RALEIGH, N.C. (WNCN) – A Texas school system has placed a wanted ad for teachers specifically from North Carolina.

The Houston Independent School District recently placed an ad in The News & Observer with the headline “Calling all North Carolina Teachers.” The ad shows a promised starting salary of $46,805.

The starting salary in Houston is $16,000 more per year than what current teachers in North Carolina get paid. Gov. Pat McCrory has promised in his new budget that teachers will soon earn a starting salary of $35,000, or $11,805 less than they would in Houston.

“If I were a brand new teacher, I’d start looking at what the living conditions are like in Houston,” said Sara Buechler, who took early retirement in October from Chapel Hill-Carrboro City Schools. “Where is Wake County going to recruit teachers if Houston is going to come and take some of our best? The school I left had one of our very best teachers leave and return to Indiana because she could make a better wage there.”

The cost of living in Houston is higher than the cost of living in Raleigh, according to CNN Money’s cost of living calculator. To compare, someone making $50,000 in Raleigh would have to make 5 percent more, or $52,632, in Houston, according to the calculator.

A teacher from Raleigh would earn 25 percent more while teaching in Houston, far exceeding the need of a 5 percent salary increase to cover cost of living.

“People have to live, and sometimes respect comes with increased pay,” Buechler said. “If no one wants to pay a good wage for all your hard work, for all your advanced degrees — it’s just not fair.”

Christine Kushner, chair of the Wake County School Board, said the ad proves that North Carolina needs to increase its salaries for teachers.

“Our teacher salaries have fallen behind the national average. Teacher salaries across the country have been going steadily up and ours have stayed flat,” Kushner said. “Our teachers have lost spending power and now they are being heavily recruited from outside the state.”

Kushner said county leaders are waiting to see what the state does when it comes to higher teacher pay, but some state leaders say school systems should also look at local funding for teacher salaries.

Wake County Public Schools announced in April that 600 teachers had quit since the start of the school year. That is a 41 percent increase over the same number who had resigned around the same time last year.

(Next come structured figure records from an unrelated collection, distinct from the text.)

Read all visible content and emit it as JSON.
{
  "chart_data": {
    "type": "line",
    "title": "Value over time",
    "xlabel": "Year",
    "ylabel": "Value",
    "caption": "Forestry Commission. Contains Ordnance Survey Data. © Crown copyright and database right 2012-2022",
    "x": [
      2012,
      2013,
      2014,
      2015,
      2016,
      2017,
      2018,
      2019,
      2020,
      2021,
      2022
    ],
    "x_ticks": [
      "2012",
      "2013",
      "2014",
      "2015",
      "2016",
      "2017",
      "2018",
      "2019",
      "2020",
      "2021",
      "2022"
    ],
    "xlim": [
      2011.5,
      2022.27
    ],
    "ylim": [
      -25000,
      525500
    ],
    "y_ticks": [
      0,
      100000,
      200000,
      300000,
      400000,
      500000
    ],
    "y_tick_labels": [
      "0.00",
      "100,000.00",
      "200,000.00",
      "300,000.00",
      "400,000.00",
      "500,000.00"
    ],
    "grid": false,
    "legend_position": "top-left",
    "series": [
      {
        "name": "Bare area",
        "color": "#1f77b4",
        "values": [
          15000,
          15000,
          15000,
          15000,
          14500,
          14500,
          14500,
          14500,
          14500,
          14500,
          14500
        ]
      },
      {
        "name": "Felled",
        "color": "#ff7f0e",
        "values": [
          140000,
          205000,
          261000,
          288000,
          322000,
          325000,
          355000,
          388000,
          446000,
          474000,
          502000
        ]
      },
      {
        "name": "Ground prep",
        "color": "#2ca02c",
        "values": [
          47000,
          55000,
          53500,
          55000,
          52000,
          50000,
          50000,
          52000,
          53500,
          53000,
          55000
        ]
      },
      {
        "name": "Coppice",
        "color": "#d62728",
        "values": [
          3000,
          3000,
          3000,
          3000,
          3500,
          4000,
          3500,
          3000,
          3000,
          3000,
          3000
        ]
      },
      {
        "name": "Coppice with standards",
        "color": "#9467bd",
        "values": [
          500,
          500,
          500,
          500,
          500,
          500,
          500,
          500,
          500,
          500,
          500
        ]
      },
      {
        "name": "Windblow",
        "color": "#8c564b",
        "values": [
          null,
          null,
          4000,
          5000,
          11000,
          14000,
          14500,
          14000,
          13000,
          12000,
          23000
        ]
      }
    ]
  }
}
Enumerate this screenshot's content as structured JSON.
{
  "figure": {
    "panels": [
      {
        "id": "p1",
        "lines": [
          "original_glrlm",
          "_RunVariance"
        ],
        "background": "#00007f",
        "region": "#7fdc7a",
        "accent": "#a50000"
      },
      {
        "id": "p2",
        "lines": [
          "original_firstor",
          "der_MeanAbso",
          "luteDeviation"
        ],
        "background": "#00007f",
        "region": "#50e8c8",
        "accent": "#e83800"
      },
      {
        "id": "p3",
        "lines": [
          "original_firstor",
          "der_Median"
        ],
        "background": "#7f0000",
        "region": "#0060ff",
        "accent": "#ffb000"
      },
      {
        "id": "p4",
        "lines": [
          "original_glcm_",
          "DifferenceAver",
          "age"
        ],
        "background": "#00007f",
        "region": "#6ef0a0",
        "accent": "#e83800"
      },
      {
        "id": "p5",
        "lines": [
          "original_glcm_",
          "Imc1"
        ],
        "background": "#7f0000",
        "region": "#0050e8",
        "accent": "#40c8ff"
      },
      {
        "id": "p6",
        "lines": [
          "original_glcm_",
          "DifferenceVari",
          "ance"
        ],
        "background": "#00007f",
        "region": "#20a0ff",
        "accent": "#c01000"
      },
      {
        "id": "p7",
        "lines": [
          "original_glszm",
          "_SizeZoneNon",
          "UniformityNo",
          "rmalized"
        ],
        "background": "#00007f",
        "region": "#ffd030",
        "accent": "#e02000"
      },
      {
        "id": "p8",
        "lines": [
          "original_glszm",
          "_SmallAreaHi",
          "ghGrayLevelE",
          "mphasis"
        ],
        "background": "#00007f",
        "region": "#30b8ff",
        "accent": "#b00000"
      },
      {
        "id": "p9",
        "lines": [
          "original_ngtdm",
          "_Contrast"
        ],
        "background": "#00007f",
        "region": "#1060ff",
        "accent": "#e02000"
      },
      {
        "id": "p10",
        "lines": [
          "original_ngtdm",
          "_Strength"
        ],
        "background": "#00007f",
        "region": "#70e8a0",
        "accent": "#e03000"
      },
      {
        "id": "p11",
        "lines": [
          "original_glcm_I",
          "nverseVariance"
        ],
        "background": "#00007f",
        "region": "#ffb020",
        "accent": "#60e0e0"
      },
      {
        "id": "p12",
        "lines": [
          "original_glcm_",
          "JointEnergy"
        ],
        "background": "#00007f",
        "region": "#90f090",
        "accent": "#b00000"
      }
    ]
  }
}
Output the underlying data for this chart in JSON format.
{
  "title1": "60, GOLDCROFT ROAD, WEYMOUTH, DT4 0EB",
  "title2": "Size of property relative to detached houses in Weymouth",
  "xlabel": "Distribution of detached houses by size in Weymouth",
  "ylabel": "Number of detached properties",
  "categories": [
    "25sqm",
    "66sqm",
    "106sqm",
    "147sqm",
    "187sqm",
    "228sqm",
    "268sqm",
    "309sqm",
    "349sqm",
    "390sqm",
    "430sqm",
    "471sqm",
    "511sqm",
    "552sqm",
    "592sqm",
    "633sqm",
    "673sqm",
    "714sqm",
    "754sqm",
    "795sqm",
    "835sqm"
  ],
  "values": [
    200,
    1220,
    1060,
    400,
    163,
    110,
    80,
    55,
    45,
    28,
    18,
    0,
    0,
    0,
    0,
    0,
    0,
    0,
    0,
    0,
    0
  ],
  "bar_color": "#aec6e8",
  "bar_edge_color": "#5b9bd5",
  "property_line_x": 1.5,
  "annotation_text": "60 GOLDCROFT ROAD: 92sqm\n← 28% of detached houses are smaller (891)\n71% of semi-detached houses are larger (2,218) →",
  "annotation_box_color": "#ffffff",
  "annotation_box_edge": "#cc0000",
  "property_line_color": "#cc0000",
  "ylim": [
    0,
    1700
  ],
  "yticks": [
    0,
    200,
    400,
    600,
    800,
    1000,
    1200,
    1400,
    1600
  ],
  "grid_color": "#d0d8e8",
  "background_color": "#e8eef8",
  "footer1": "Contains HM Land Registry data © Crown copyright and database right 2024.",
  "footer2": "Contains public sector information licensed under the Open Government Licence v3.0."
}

“I’m concerned about our teacher workforce and starting the school year with more substitute teachers,” Kushner said.

Buechler explained that she took early retirement because she became disgusted by the low-paying salary, increasing class sizes and she believed the General Assembly didn’t care about teachers.

“It was about the discouraging atmosphere in schools,” Buechler said. “The lack of respect by legislators and lack of respect on working conditions of teachers with respect to how important class size is.

“I think teachers are demoralized by what they see the legislature doing. They worked for 7 years with no step increase.”

The Houston Independent School District is holding a job fair on Saturday at the DoubleTree Raleigh on Hillsborough Street.

Although the starting teacher salary for the Houston jobs may be appealing, Kushner says Wake County has its own appeal.

“It’s hot in Houston all year round. If you want a spring, stay in Wake County,” Kushner said.

The superintendent of Houston Independent Schools, Terry Grier, used to be the superintendent of Guilford County Schools in Greensboro.